Access to the donor heart at the time of harvest provides a unique opportunity for genetic manipulation of this organ before transplantation. We sought to determine (1) if donor mouse hearts express a foreign gene administered at harvest and, (2) if so, what route of gene delivery is most effective. At harvest, 30 micrograms of promoter cytomegalovirus-luciferase deoxyribonucleic plasmid in cationic liposomes was injected directly into the myocardial apex (group I), into the right atrium (group II), or into the coronary arteries (group III). The donor hearts were then transplanted into the abdomen of recipient mice of the same strain. The transplanted hearts were removed in 4 days and luciferase expression was assayed by immunohistochemistry. In group I, luciferase activity was localized to the apex.
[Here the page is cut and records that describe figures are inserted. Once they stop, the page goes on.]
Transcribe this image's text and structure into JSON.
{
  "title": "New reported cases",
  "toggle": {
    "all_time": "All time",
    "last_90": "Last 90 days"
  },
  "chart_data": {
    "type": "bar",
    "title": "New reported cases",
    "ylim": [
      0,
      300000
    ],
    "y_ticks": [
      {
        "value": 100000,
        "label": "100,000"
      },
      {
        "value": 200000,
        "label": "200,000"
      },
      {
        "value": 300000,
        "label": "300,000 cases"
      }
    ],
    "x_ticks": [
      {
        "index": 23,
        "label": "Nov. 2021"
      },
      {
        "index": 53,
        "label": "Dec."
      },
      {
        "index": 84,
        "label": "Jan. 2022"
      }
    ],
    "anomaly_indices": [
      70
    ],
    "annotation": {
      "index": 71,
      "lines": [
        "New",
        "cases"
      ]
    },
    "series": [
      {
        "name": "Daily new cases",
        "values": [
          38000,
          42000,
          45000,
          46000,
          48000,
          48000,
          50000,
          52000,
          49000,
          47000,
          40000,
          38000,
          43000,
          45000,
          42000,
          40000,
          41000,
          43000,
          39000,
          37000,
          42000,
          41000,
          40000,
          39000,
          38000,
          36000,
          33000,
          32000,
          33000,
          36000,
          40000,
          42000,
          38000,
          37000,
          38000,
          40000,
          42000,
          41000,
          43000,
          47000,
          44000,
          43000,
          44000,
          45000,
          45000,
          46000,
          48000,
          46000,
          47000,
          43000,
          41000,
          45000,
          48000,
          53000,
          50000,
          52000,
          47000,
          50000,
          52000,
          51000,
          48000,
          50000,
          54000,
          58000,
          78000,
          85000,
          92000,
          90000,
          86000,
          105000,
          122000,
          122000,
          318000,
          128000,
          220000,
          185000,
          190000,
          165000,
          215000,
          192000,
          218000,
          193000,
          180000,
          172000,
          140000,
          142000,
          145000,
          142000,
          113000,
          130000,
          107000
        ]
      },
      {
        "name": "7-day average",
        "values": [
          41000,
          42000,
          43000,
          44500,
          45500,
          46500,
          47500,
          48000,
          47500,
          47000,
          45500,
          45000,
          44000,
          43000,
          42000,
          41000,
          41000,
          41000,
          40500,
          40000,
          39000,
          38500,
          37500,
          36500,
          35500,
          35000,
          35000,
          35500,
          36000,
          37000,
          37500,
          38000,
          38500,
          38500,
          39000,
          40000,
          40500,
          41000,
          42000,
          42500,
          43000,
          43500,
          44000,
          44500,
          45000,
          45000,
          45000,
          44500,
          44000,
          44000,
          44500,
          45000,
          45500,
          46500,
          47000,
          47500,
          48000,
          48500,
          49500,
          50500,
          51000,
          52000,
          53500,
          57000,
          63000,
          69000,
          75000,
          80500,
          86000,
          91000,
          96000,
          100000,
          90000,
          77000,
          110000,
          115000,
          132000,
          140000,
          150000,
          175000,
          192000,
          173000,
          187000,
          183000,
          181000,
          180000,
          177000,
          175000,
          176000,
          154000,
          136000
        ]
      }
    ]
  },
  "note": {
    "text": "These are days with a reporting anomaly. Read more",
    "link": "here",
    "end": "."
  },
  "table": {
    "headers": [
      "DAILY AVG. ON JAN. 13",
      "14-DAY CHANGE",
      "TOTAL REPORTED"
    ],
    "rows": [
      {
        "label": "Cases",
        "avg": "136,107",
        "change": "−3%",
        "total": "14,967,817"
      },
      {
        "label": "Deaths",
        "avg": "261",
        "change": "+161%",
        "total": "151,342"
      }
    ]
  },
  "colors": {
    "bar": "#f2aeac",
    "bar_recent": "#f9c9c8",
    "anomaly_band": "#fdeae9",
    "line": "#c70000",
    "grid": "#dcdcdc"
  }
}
In group II, where plasmid was delivered into the right atrium, luciferase expression was detected in the right ventricle and sparsely in the coronary perivascular area. In group III, where plasmid was injected into the coronary arteries, the transplanted hearts demonstrated luciferase expression in (1) perivascular areas surrounding coronary arteries and veins, (2) coronary capillaries, and (3) the endocardia of both ventricles. This study suggests that (1) donor mouse hearts can be genetically modified at the time of harvest and (2) intracoronary infusion of plasmid yields the most effective method of delivery. Administration of plasmid in the coronary arteries localizes the expression to the endocardium and the coronary vasculature, both sites of immunologic interactions after heart transplantation.